Domenica 21 aprile – IV di Pasqua
(At 4,8-12; 1Gv 3,1-2; Gv 10,11-18)
Dal 1964 per iniziativa del papa San Paolo VI la Domenica del Buon Pastore è dedicata alla preghiera per le vocazioni: “La presente domenica, che nella Liturgia Romana prende dal Vangelo il nome del Buon Pastore, veda dunque unite in un unico palpito di preghiera le schiere generose dei cattolici di tutto il mondo, per invocare dal Signore gli operai necessari alla sua messe”.
1. Il buon pastore. Giovanni Battista aveva presentato Gesù come ‘Agnello di Dio’. Gesù non rifiuta questa definizione, ma lui non si proclama ‘Agnello’, bensì ‘Pastore’, e si paragona a un uomo che ha cento pecore, e “se una di loro si smarrisce, lascia le novantanove sui monti e andrà a cercare quella che si è smarrita. E se riesce a trovarla, si rallegrerà per quella più che per le novantanove che non si erano smarrite” (Mt 18,12-13).
La spiegazione teologica più bella e più poetica l’abbiamo nella liturgia di Pasqua, dove si dice che l’Agnello è divenuto il Pastore: “L’Agnello ha redento il suo gregge, l’Innocente ha riconciliato noi peccatori con il Padre”.
2. Il Buon Pastore dà la propria vita. La misericordia per l’uomo ferito da soccorrere ha messo le ali ai piedi di Gesù, il quale durante il suo ministero sentì intensamente la compassione per coloro che lo seguivano: “Vedendo le folle, ne sentì compassione, perché erano stanche e sfinite come pecore che non hanno pastore” (Mt 9,36).
Questa compassione non si è limitata a dare buoni consigli o a proclamare una regola comportamentale, ma ha spinto Gesù a offrire la propria vita con un gesto di abbandono verso il Padre e di donazione ai fratelli.
Con l’offerta della propria vita ha compiuto un’opera unica di mediazione tra Dio e gli uomini, è diventato l’unico grande sacerdote che intercede per noi presso il Padre e ci conduce alla vita eterna del suo Regno.
Il fatto di aver offerto non qualcosa di diverso da sé, ma la sua stessa vita, rende inutili i sacrifici legati al tempio di Gerusalemme e anche quelli di tutti i popoli.
La sua mediazione è diventata il ‘trono della grazia’ che permette ai cristiani di aprirsi a Dio: “Poiché abbiamo un sommo sacerdote grande, che è passato attraverso i cieli, Gesù il Figlio di Dio, accostiamoci con piena fiducia al trono della grazia per ricevere misericordia e trovare grazia” (Eb 4,14.16).
3. Diventeranno un solo gregge, un solo pastore. L’unità dei credenti in Cristo non è una iniziativa umana dovuta a simpatie o a calcolo di forze, perché uniti si rappresenta qualcosa e si vince.
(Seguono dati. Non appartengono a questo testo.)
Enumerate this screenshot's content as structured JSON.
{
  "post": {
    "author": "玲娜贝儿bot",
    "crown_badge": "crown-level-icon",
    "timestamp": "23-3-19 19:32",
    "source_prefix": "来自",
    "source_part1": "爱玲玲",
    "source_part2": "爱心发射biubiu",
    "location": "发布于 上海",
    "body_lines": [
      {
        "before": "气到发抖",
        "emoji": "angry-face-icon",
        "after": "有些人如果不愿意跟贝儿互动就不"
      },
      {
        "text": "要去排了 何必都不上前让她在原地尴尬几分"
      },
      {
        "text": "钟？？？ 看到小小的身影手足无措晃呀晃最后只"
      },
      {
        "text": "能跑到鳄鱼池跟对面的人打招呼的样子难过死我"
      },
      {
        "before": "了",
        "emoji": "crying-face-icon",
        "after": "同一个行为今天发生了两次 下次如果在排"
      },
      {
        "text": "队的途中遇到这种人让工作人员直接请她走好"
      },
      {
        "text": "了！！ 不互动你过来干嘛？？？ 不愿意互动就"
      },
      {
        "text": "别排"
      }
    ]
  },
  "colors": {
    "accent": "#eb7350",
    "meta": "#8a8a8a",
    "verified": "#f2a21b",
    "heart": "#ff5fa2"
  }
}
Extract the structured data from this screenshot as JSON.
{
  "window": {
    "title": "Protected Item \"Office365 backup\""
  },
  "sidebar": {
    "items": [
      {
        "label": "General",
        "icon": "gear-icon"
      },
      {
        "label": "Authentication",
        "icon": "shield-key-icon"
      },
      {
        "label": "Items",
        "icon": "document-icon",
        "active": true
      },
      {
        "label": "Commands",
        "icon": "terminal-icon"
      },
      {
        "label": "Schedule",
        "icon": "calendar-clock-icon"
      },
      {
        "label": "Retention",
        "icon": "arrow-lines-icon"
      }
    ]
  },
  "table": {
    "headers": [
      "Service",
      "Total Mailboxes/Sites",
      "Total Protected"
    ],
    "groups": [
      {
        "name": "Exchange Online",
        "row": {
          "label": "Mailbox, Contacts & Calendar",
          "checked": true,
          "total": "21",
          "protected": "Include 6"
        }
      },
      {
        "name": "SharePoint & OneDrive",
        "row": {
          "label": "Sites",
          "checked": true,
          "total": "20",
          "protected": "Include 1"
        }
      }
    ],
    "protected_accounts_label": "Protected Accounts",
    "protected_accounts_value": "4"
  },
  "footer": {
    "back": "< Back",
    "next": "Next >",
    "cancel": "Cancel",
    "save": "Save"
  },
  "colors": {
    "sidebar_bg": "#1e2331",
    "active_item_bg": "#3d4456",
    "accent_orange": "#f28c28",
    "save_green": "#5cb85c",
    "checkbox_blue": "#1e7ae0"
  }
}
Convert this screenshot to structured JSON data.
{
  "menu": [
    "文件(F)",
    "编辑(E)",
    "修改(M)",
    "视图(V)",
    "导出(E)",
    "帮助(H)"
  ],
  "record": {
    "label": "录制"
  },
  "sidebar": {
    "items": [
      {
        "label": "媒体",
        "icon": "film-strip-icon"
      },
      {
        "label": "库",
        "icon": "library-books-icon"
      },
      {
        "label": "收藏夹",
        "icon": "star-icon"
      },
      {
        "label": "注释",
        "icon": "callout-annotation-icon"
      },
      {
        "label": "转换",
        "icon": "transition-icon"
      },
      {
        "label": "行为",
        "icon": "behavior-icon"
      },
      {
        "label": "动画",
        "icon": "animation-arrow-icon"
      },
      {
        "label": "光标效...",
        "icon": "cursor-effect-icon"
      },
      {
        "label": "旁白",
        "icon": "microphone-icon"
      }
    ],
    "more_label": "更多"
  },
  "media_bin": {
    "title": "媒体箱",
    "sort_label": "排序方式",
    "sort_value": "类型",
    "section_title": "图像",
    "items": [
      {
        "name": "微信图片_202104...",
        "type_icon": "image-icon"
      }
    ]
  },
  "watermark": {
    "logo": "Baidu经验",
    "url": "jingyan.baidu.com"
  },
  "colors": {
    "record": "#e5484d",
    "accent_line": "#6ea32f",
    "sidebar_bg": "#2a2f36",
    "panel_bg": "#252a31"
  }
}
L’unità è comunione con il Signore Gesù, è docilità alla voce dello Spirito che spesso parla attraverso il più piccolo o l’ultimo arrivato, è il punto di partenza per ogni evangelizzazione.
Nella Chiesa non ci si divide in maggioranza e minoranza, ma si cercano nel dialogo punti di convergenza, perché la verità non è il risultato di votazioni. Tra cristiani non si cerca il consenso, ma la concordia.